Well that alone is a guarantee of crisis and that’s increased by very perverse incentives. One of them is a government insurance policy, it’s called “too big to fail”. So if the major banks and investments firms make extremely risky transactions, and hence make a lot of profit, and then it goes bad, and crashes, and maybe bring all system down with it. They can be confident that the tax payer will move in and bill them out. Which is exactly what happened this time as in the earlier cases that’s called: too big to fail, to big to let them go.
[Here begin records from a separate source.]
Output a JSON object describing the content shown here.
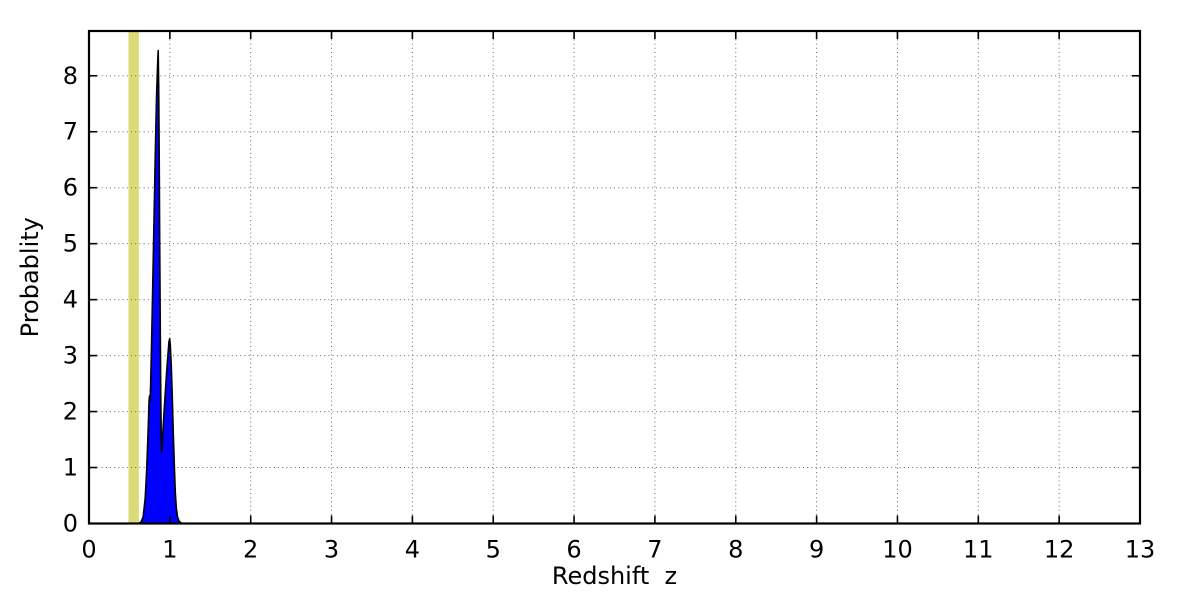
{
  "figure": {
    "background": "#ffffff"
  },
  "chart_data": {
    "type": "area",
    "title": "",
    "xlabel": "Redshift  z",
    "ylabel": "Probablity",
    "xlim": [
      0,
      13
    ],
    "ylim": [
      0,
      8.8
    ],
    "xticks": [
      0,
      1,
      2,
      3,
      4,
      5,
      6,
      7,
      8,
      9,
      10,
      11,
      12,
      13
    ],
    "yticks": [
      0,
      1,
      2,
      3,
      4,
      5,
      6,
      7,
      8
    ],
    "grid": {
      "on": true,
      "style": "dotted",
      "color": "#444444"
    },
    "axis_color": "#000000",
    "tick_direction": "in",
    "legend": "none",
    "series": [
      {
        "name": "redshift-probability-density",
        "type": "area",
        "fill_color": "#0000ff",
        "edge_color": "#000000",
        "peaks": [
          {
            "x": 0.856,
            "y": 8.45
          },
          {
            "x": 0.998,
            "y": 3.3
          }
        ],
        "points": [
          [
            0.615,
            0.0
          ],
          [
            0.645,
            0.03
          ],
          [
            0.67,
            0.12
          ],
          [
            0.695,
            0.45
          ],
          [
            0.715,
            1.0
          ],
          [
            0.733,
            1.75
          ],
          [
            0.744,
            2.2
          ],
          [
            0.75,
            2.28
          ],
          [
            0.756,
            2.18
          ],
          [
            0.762,
            2.45
          ],
          [
            0.775,
            3.3
          ],
          [
            0.79,
            4.4
          ],
          [
            0.805,
            5.5
          ],
          [
            0.82,
            6.6
          ],
          [
            0.835,
            7.6
          ],
          [
            0.848,
            8.2
          ],
          [
            0.856,
            8.45
          ],
          [
            0.862,
            7.8
          ],
          [
            0.868,
            6.6
          ],
          [
            0.875,
            5.0
          ],
          [
            0.882,
            3.4
          ],
          [
            0.888,
            2.2
          ],
          [
            0.894,
            1.45
          ],
          [
            0.898,
            1.28
          ],
          [
            0.905,
            1.42
          ],
          [
            0.92,
            1.8
          ],
          [
            0.94,
            2.25
          ],
          [
            0.96,
            2.7
          ],
          [
            0.978,
            3.05
          ],
          [
            0.99,
            3.25
          ],
          [
            0.998,
            3.3
          ],
          [
            1.006,
            3.18
          ],
          [
            1.018,
            2.8
          ],
          [
            1.03,
            2.25
          ],
          [
            1.043,
            1.6
          ],
          [
            1.056,
            1.0
          ],
          [
            1.068,
            0.55
          ],
          [
            1.08,
            0.28
          ],
          [
            1.095,
            0.12
          ],
          [
            1.115,
            0.04
          ],
          [
            1.15,
            0.0
          ]
        ]
      }
    ],
    "annotations": [
      {
        "name": "vertical-highlight-band",
        "type": "vband",
        "x_center": 0.55,
        "x_min": 0.488,
        "x_max": 0.617,
        "color": "#dbdc79"
      }
    ]
  }
}
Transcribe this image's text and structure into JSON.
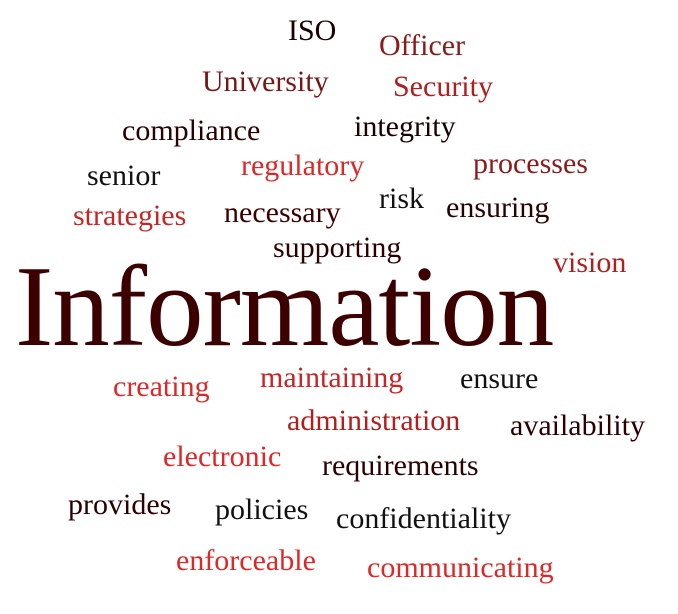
{
  "word_cloud": {
    "colors": {
      "maroon": "#3d0000",
      "dark_red": "#8b1a1a",
      "red": "#d92b2b",
      "black": "#111111"
    },
    "words": [
      {
        "key": "iso",
        "text": "ISO",
        "color": "#1a0000"
      },
      {
        "key": "officer",
        "text": "Officer",
        "color": "#8b1a1a"
      },
      {
        "key": "university",
        "text": "University",
        "color": "#7a1515"
      },
      {
        "key": "security",
        "text": "Security",
        "color": "#b01e1e"
      },
      {
        "key": "compliance",
        "text": "compliance",
        "color": "#2a0000"
      },
      {
        "key": "integrity",
        "text": "integrity",
        "color": "#1a0000"
      },
      {
        "key": "regulatory",
        "text": "regulatory",
        "color": "#e02727"
      },
      {
        "key": "processes",
        "text": "processes",
        "color": "#8b1a1a"
      },
      {
        "key": "senior",
        "text": "senior",
        "color": "#111111"
      },
      {
        "key": "strategies",
        "text": "strategies",
        "color": "#c82424"
      },
      {
        "key": "necessary",
        "text": "necessary",
        "color": "#3a0000"
      },
      {
        "key": "risk",
        "text": "risk",
        "color": "#111111"
      },
      {
        "key": "ensuring",
        "text": "ensuring",
        "color": "#2a0000"
      },
      {
        "key": "supporting",
        "text": "supporting",
        "color": "#2a0000"
      },
      {
        "key": "vision",
        "text": "vision",
        "color": "#b01e1e"
      },
      {
        "key": "information",
        "text": "Information",
        "color": "#3d0000"
      },
      {
        "key": "creating",
        "text": "creating",
        "color": "#e02727"
      },
      {
        "key": "maintaining",
        "text": "maintaining",
        "color": "#c82424"
      },
      {
        "key": "ensure",
        "text": "ensure",
        "color": "#111111"
      },
      {
        "key": "administration",
        "text": "administration",
        "color": "#b01e1e"
      },
      {
        "key": "availability",
        "text": "availability",
        "color": "#2a0000"
      },
      {
        "key": "electronic",
        "text": "electronic",
        "color": "#e02727"
      },
      {
        "key": "requirements",
        "text": "requirements",
        "color": "#2a0000"
      },
      {
        "key": "provides",
        "text": "provides",
        "color": "#2a0000"
      },
      {
        "key": "policies",
        "text": "policies",
        "color": "#111111"
      },
      {
        "key": "confidentiality",
        "text": "confidentiality",
        "color": "#111111"
      },
      {
        "key": "enforceable",
        "text": "enforceable",
        "color": "#e02727"
      },
      {
        "key": "communicating",
        "text": "communicating",
        "color": "#e02727"
      }
    ]
  }
}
That’s an insurance policy, one of many incidentally, which encourages highly risky and highly profitable behaviour. The public will pay for it if anything goes wrong, then why not doing it. That’s being reconstituted and this also laying the basis for the next financial crisis, probably worse than this one. That’s almost inevitable when a market system in the financial arena is allowed to function with extremely little regulation and with incentives to carry out risky and potentially damaging, but very profitable operations. That’s all expanded by the exotic financial instruments that have been developed; there are concept derivatives, insurance policies against lost, secure mortgages, which are a core part of this particular crisis. All that is reconstituted. So yes there will be another one!
By now the financial institutions are so powerful; they have overwhelming influence on the political system as well. One of the things that has happened in the past 30 years, dramatically in the US, but elsewhere too is, the government policy.
Traditionally government policy in the western state capitalist societies have had something of a tax policy another government policies have to some extent – a minimal extent – but some extent, compensated for the enormous inequality that develops if market systems are allowed to function freely.
In the Europe it is still partly the case but in the US, in the last 30 years it has been the opposite. The government policy has been designed to increase inequality very sharply. Take a look at taxes, they have been sharply reduced for the very wealthy but sustained for the rest that of course has the exact opposite of what a tax policy is supposed to be in a society. That’s much part of the reason why the wealth has been so heavily concentrated in the top 1% or even less of the population. Policies are designed to have that effect.
And there is a kind a self-reinforcing cycle the more wealth is concentrated the greater the political power of that tiny fraction of the population, who use that power to increase their wealth even more, that’s the crisis in the United States and it extent elsewhere.